When asked by BBC Scotland's political correspondent Glenn Campbell about the pro-independence camp's stance on currency, Mr Salmond said: "I think the argument you have got to put forward is one which can withstand any position adopted by your opponents.

"So, you mustn't allow yourself to be gazumped by your opponents.

"Now, I think sterling is the right currency for Scotland, because of a whole range of reasons that we gave during the campaign."

Bid to address concerns

The former SNP leader was speaking a matter of weeks after current leader and Scotland's first minister, Nicola Sturgeon, announced plans for a fresh campaign for independence.

She told her party's spring conference in Glasgow, that she would hear "concerns" and "address questions".

In September 2014, voters north of the border decided by 55% to 45% to stay part of the United Kingdom.

The SNP's new strategy will begin in the summer, after May's Holyrood election and June's EU referendum.

Ms Sturgeon said the party was prepared to challenge some of the answers it gave 18 months ago.

What are opposition parties saying?

Reacting to Mr Salmond's comments, Scottish Labour's Iain Gray said: "As far as I can make out he seems to be arguing again for Sterlingisation, a proposal that would have meant Scotland would have become an independent country and at that very moment given up control over its currency and much of its fiscal policy.

"That didn't make sense in 2014, the majority of the Scottish public didn't think it made sense, and it still doesn't make sense now."

Scottish Conservative leader Ruth Davidson said Mr Salmond had "a bit of a cheek" in "acknowledging 18 months after the fact that his currency case was always flawed".

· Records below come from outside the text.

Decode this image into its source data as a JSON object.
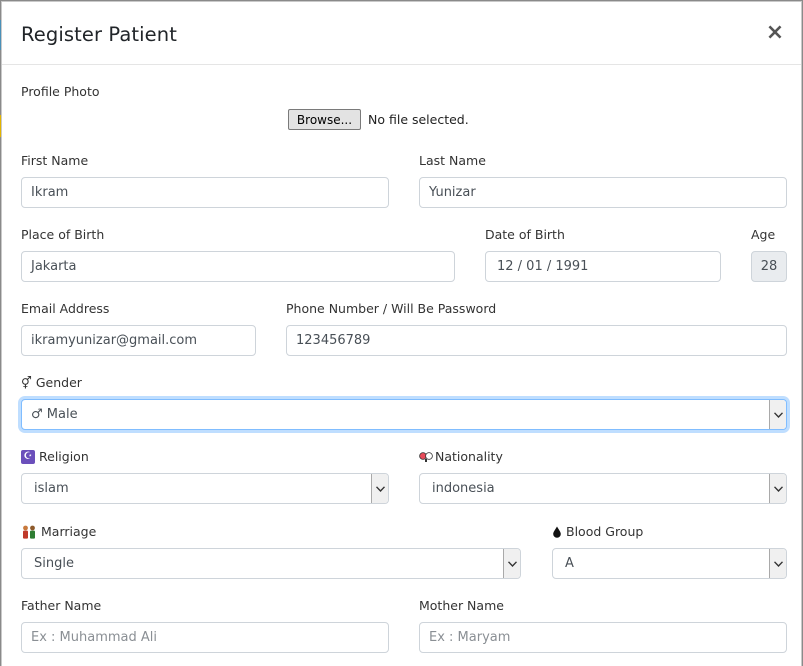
{
  "modal": {
    "title": "Register Patient",
    "close_label": "×"
  },
  "profile_photo": {
    "label": "Profile Photo",
    "browse_label": "Browse...",
    "file_status": "No file selected."
  },
  "first_name": {
    "label": "First Name",
    "value": "Ikram"
  },
  "last_name": {
    "label": "Last Name",
    "value": "Yunizar"
  },
  "place_of_birth": {
    "label": "Place of Birth",
    "value": "Jakarta"
  },
  "date_of_birth": {
    "label": "Date of Birth",
    "value": "12 / 01 / 1991"
  },
  "age": {
    "label": "Age",
    "value": "28"
  },
  "email": {
    "label": "Email Address",
    "value": "ikramyunizar@gmail.com"
  },
  "phone": {
    "label": "Phone Number / Will Be Password",
    "value": "123456789"
  },
  "gender": {
    "label": "Gender",
    "label_icon": "gender-icon",
    "value": "♂ Male",
    "value_icon": "male-icon"
  },
  "religion": {
    "label": "Religion",
    "label_icon": "religion-icon",
    "value": "islam"
  },
  "nationality": {
    "label": "Nationality",
    "label_icon": "nationality-icon",
    "value": "indonesia"
  },
  "marriage": {
    "label": "Marriage",
    "label_icon": "couple-icon",
    "value": "Single"
  },
  "blood_group": {
    "label": "Blood Group",
    "label_icon": "blood-drop-icon",
    "value": "A"
  },
  "father_name": {
    "label": "Father Name",
    "placeholder": "Ex : Muhammad Ali"
  },
  "mother_name": {
    "label": "Mother Name",
    "placeholder": "Ex : Maryam"
  },
  "colors": {
    "focus_border": "#80bdff",
    "readonly_bg": "#e9ecef",
    "religion_icon_bg": "#6b4fbb",
    "backdrop_accent": "#4a90b8"
  }
}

She said: "People in Scotland have been well served by the pound as part of the UK, particularly with all the shocks and instability we've seen over the last few years in the world economy.

"If there is a united push from the SNP to get us back to yet another referendum, I'll be standing full square behind the decision that we as a country made to stay part of the UK."

Scottish Lib Dem leader Willie Rennie said it was time to move on from the whole matter to focus on the "big challenges".

He added: "There's no doubt that currency was one of the weakest arguments during the referendum. But the SNP need to move on - we all need to move on from the last five years. It was dominated by independence.

"If we keep dragging over the coals from yesterday's argument, we'll never sort out the future."

Scottish Green Party co-convener Patrick Harvie said it was "welcome" and "probably almost inevitable" that the SNP would re-evaluate its position on the pound.

He went on: "That idea of a currency union failed to convince us, because Scotland would have been in a situation where it didn't have the freedom to set its own economic policy. There were a great many Yes voters who were not sold on that notion of a currency union.

"It's inevitable that there were many people who might ultimately have been persuaded to vote yes, who voted no, and one of the reasons was the lack of clarity on currency."